The real question is why hospital management everywhere hasn’t made patient safety more of a focus.  After all, the 2013 HIMSS Innovation Survey still found cost reduction as the top provider priority and in terms of actual initiatives.  It’s not that they don’t care about improving patient safety or the quality of care – those are high priorities as well -- it’s just that those aren’t seen to be as important as costs.  Six sigma/lean manufacturing experts would argue that sustainable cost reduction comes from a quality and process improvement focus, not simple cost-cutting.

As patient safety expert Ashish Jha, MD, MPH, recently told Forbes, “I haven’t heard of any hospital that went out of business because its care was unsafe.  I also haven’t heard about any CEO who got fired because the hospital’s infection rate was too high.  It doesn’t happen, and that’s telling… It’s not what keeps CEOs awake at night.  And until we get CEOs losing sleep about unsafe care, we’re not going to make a big dent in the failures of our health care system.”

Several years ago I mentioned (Gambling on Health Care) a point former Senator Tom Daschle made, that he could get more performance data on virtually any athlete than on virtually any physician, which certainly says something about our priorities.  Hospital data is somewhat more available, although definitely not comprehensive, and what data there is does not tease out important characteristics like which physician(s) and care teams were involved.  Surgeon Smith may do better overall than surgeon Jones, but in hospital A surgeon Jones may perform the best…but only with anesthesiologist Sleepy.  It’s a mess, but so is the uncoordinated care system we use every day.

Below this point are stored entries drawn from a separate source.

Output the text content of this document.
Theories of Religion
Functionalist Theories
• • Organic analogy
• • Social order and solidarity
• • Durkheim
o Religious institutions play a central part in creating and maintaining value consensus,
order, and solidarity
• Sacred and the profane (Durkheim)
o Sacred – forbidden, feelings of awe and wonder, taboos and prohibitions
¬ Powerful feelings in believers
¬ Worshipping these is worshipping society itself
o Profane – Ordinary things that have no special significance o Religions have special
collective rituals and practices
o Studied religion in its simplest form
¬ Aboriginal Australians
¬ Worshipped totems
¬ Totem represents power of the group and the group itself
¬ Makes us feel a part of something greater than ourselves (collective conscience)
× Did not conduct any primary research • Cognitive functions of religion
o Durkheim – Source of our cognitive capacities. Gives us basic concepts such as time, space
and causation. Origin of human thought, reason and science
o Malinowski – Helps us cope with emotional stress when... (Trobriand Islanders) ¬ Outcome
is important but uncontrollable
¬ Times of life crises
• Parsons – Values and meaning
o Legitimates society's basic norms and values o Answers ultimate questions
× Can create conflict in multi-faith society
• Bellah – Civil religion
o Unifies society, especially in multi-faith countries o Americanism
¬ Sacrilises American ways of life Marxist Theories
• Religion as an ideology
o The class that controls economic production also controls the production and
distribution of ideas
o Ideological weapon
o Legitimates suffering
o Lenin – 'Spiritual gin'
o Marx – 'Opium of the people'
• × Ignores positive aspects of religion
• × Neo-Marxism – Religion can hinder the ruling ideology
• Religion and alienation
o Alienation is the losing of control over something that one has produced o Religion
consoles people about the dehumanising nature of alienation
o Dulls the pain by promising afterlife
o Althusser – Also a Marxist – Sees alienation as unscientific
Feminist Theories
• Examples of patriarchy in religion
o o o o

You can easily assemble fantasy sports teams on the available data sets, but no such luck with trying to pick out your real life health care team.

Look, I don’t really care about checklists in and of themselves, or the very technical patient safety measures Leapfrog collects.  Checklists are a tool, not a magic wand, and like all tools, what matters is how they are used.  It sounds cynical, but maybe one reason why airplane pilots have religiously relied on pre-flight checklists for decades while physicians can’t quite seem to get into them is because the pilots know their lives depend on them too. 

We need to look at patient safety as though our own lives are at stake, because, in the final analysis, they are.

I’ll let Dr. Gawande get the final word, from his book Better: A Surgeon’s Notes on Performance:   “We always hope for the easy fix: the one simple change that will erase a problem in a stroke. But few things in life work this way. Instead, success requires making a hundred small steps go right - one after the other, no slipups, no goofs, everyone pitching in.”